The Duke had listened rather absently to his valet’s and his keeper’s remarks, but this had the effect of claiming his attention. He appeared to abandon his intention of going to the gun-room, and asked in a slightly apprehensive tone if he were late for dinner.

The butler, who, although officially the steward’s inferior, was a man of far more commanding personality, replied somewhat ambiguously to this question that my lord had gone upstairs to change his dress above half an hour ago.

The Duke looked startled, and said that he must make haste; whereupon the butler, relaxing his severity, assured him benignly that dinner would be held for him, and went in a stately way down the passage to open the door that led into the main hall of the house.

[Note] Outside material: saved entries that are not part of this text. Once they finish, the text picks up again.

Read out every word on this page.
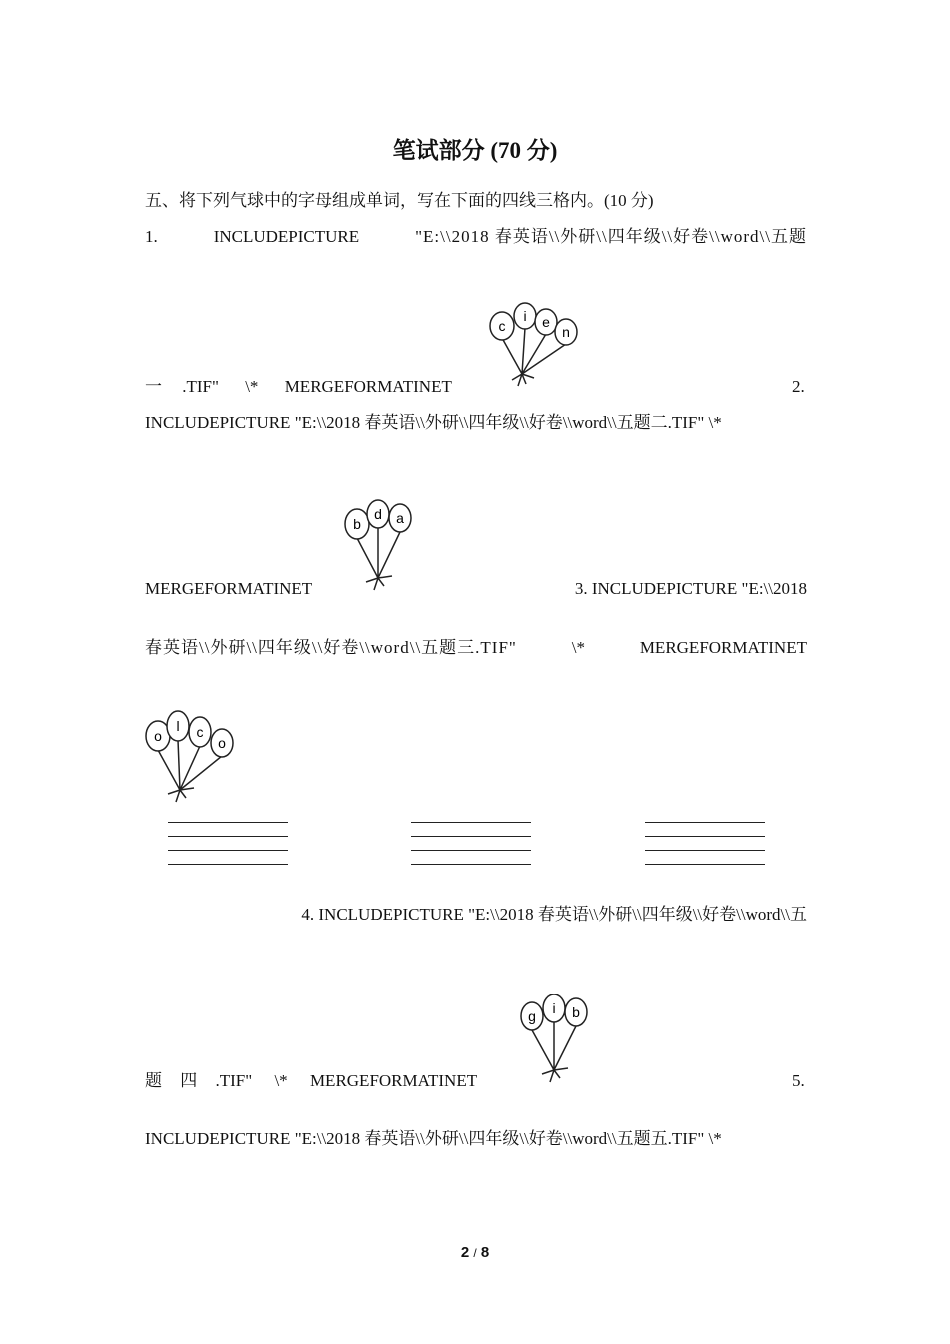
笔试部分 (70 分)
五、将下列气球中的字母组成单词，写在下面的四线三格内。(10 分)
1.	INCLUDEPICTURE	"E:\\2018 春英语\\外研\\四年级\\好卷\\word\\五题
c
i e
n
一 .TIF" \* MERGEFORMATINET	2.
INCLUDEPICTURE "E:\\2018 春英语\\外研\\四年级\\好卷\\word\\五题二.TIF" \*
b
d a
MERGEFORMATINET	3. INCLUDEPICTURE "E:\\2018
春英语\\外研\\四年级\\好卷\\word\\五题三.TIF"	\*	MERGEFORMATINET
o
l c
o
4. INCLUDEPICTURE "E:\\2018 春英语\\外研\\四年级\\好卷\\word\\五
g i b
题 四 .TIF" \* MERGEFORMATINET	5.
INCLUDEPICTURE "E:\\2018 春英语\\外研\\四年级\\好卷\\word\\五题五.TIF" \*
2 / 8
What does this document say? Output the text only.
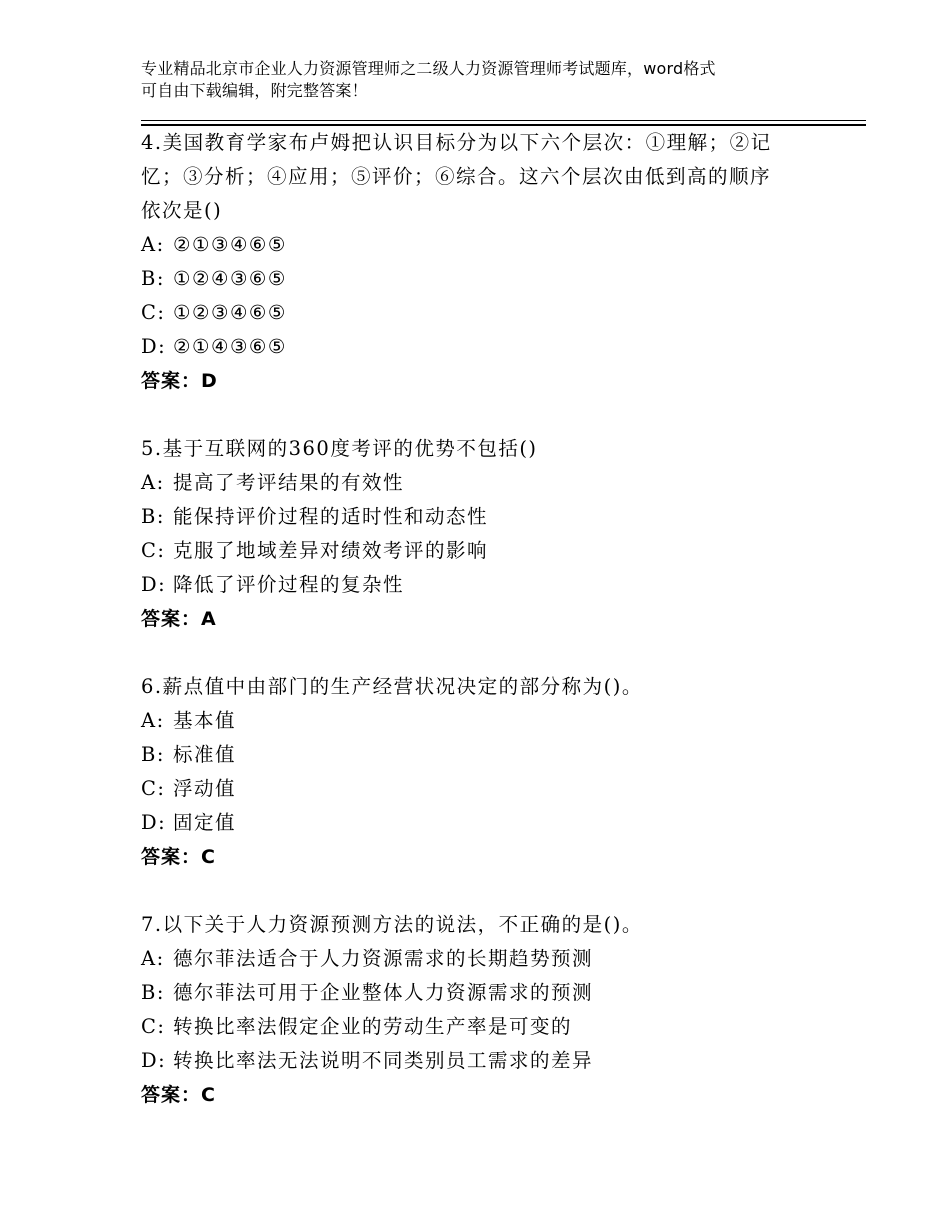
专业精品北京市企业人力资源管理师之二级人力资源管理师考试题库，word格式
可自由下载编辑，附完整答案！
4.美国教育学家布卢姆把认识目标分为以下六个层次：①理解；②记
忆；③分析；④应用；⑤评价；⑥综合。这六个层次由低到高的顺序
依次是()
A: ②①③④⑥⑤
B: ①②④③⑥⑤
C: ①②③④⑥⑤
D: ②①④③⑥⑤
答案：D
5.基于互联网的360度考评的优势不包括()
A: 提高了考评结果的有效性
B: 能保持评价过程的适时性和动态性
C: 克服了地域差异对绩效考评的影响
D: 降低了评价过程的复杂性
答案：A
6.薪点值中由部门的生产经营状况决定的部分称为()。
A: 基本值
B: 标准值
C: 浮动值
D: 固定值
答案：C
7.以下关于人力资源预测方法的说法，不正确的是()。
A: 德尔菲法适合于人力资源需求的长期趋势预测
B: 德尔菲法可用于企业整体人力资源需求的预测
C: 转换比率法假定企业的劳动生产率是可变的
D: 转换比率法无法说明不同类别员工需求的差异
答案：C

But the Duke again disappointed him, this time by electing to run up the secondary staircase at the end of the passage.

His bedroom was an immense apartment opening out of the upper hall, and as he crossed this to his door he encountered his uncle, a fine-looking gentleman in the early fifties, with an aristocratic cast of countenance, and rather fierce eyes set under strongly marked brows.

Lord Lionel Ware, who prided himself on belonging to the old school, had changed his customary country habit of buckskins and top-boots for the knee-breeches considered de rigueur in his younger days, and carried an enamelled snuffbox in one hand, and a lace handkerchief. When he saw his nephew, his brows shot up, and he enunciated, in a sort of bark: “Ha! So you are come in, are you, Gilly?”